Наташа оторвалась от работы, выпрямила спину, взялась руками за поясницу. Ну конечно, у нее снова болит спина, да и как ей не болеть,
если у табуретки нет спинки, облокотиться не на что. Безобразие!
— Привет, — вполголоса сказала Наташа. — Как успехи? Купила свадебное платье?
— Не увиливай, пожалуйста, — сердито проговорила Ира, расстегивая куртку, — я тебя спросила, почему ты опять торчишь на кухне, когда
целая комната стоит свободная?
— Она не свободная, она твоя. Есть разница. И вообще, не кричи на меня, мне здесь очень удобно.
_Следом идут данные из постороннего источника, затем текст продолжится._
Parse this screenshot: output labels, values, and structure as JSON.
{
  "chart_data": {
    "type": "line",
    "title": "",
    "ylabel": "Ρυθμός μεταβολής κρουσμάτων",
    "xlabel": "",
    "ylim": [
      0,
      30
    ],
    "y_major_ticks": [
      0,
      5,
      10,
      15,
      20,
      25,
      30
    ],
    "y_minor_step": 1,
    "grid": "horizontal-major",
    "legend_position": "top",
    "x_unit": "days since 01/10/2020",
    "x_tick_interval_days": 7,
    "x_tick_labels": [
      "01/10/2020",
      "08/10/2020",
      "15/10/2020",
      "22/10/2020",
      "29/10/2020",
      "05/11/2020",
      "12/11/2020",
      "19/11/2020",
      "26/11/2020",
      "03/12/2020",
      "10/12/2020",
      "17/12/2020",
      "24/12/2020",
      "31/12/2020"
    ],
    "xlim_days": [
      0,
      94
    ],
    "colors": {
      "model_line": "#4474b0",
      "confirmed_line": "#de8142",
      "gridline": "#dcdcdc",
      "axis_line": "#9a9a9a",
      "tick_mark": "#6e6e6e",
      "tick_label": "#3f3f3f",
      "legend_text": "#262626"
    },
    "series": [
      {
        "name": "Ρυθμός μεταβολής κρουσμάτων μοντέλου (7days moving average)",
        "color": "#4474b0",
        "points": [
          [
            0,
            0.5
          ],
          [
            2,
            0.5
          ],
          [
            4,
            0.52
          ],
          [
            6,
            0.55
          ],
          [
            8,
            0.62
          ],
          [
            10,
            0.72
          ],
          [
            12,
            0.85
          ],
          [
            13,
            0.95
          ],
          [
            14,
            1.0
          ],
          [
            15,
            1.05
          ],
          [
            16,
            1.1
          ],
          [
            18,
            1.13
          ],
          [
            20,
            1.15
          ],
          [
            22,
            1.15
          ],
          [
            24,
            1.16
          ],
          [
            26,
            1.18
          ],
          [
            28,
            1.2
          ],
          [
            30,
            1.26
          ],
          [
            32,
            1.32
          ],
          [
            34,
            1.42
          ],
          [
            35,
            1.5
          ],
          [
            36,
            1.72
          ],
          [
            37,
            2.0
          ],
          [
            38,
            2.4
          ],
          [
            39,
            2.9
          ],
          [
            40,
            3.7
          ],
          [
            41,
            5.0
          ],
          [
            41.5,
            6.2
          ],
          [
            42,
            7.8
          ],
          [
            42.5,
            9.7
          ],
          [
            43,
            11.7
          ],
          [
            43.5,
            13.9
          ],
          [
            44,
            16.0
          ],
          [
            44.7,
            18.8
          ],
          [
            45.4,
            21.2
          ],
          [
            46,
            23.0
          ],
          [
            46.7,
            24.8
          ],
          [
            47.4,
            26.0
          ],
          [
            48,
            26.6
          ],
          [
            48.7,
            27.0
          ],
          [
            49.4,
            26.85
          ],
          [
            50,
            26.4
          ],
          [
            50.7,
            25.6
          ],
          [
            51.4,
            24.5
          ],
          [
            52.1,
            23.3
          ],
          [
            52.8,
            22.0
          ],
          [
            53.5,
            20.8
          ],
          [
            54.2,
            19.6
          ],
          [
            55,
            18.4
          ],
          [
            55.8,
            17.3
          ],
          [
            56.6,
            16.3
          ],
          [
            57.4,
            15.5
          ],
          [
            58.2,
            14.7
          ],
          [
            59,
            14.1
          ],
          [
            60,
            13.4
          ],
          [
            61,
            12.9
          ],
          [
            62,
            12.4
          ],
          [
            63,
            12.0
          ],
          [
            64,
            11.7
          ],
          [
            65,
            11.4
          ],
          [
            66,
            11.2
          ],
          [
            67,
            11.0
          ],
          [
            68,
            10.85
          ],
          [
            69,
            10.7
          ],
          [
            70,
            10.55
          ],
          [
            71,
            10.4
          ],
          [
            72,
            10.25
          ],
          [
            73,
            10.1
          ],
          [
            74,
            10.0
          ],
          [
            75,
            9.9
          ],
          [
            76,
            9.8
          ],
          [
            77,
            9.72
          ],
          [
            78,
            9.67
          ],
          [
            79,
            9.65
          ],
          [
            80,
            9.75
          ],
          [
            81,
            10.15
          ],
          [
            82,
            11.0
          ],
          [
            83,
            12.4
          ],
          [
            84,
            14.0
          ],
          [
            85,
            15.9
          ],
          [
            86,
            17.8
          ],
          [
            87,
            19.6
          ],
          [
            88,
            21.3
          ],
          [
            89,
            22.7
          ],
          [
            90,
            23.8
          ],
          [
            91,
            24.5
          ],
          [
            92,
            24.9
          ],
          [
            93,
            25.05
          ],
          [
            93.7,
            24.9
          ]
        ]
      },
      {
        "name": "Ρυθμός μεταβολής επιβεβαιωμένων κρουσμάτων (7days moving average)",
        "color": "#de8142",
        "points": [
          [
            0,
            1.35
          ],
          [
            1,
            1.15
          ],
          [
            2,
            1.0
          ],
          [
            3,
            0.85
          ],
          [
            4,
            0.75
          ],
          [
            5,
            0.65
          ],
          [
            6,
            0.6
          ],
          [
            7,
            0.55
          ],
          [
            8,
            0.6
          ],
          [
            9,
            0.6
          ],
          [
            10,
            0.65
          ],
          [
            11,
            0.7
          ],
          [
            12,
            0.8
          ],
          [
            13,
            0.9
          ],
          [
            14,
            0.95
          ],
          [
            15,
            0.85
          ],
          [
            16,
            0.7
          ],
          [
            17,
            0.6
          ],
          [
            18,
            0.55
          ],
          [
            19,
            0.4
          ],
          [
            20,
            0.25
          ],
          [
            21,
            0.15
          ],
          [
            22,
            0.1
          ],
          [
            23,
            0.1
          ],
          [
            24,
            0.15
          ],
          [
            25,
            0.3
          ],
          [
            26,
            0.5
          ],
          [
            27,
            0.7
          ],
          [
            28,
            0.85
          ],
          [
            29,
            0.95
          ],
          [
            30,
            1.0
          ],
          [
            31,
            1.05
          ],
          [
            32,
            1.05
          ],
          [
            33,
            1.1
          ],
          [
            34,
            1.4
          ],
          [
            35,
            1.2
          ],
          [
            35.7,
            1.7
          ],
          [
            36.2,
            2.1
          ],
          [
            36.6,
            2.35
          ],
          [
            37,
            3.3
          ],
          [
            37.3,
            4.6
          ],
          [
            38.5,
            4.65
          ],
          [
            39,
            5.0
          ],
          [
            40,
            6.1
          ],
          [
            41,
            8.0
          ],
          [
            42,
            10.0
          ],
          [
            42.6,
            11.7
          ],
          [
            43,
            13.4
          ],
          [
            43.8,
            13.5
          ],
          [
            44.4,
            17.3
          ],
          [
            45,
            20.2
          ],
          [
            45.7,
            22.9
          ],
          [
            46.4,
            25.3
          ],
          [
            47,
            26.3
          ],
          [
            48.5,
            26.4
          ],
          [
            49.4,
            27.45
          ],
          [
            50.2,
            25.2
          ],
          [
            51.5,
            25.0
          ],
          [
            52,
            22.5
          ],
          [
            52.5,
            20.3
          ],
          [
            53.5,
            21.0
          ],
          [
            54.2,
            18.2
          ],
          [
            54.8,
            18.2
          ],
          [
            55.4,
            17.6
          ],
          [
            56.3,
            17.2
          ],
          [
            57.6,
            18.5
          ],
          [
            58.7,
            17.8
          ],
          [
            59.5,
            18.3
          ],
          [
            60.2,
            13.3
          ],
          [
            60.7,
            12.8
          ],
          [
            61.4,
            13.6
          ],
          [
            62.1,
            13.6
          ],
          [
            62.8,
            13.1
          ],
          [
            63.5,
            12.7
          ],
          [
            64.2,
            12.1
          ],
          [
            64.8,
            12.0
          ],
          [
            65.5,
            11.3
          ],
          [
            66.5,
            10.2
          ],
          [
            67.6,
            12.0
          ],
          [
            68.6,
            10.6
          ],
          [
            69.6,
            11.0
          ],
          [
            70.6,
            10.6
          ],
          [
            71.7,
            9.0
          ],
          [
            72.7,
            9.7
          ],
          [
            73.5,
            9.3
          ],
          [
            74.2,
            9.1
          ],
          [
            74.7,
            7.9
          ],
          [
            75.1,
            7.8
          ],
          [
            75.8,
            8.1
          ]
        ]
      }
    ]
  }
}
И я привыкла.
— Почему ты не купишь себе компьютер? Я специально узнавала, сейчас можно купить подержанный компьютер долларов за восемьсот или за
тысячу, правда, не очень мощный, но тебе же никаких особых программ не нужно, только текстовый редактор. У тебя же есть деньги, Натуля, чего ты
жмешься? Там клавиатура такая тихая-тихая, будешь печатать у себя в комнате, Вадик и не услышит ничего.
— Я не могу сейчас тратиться на компьютер, деньги нужны для другого.
— Для чего? — испугалась Ира.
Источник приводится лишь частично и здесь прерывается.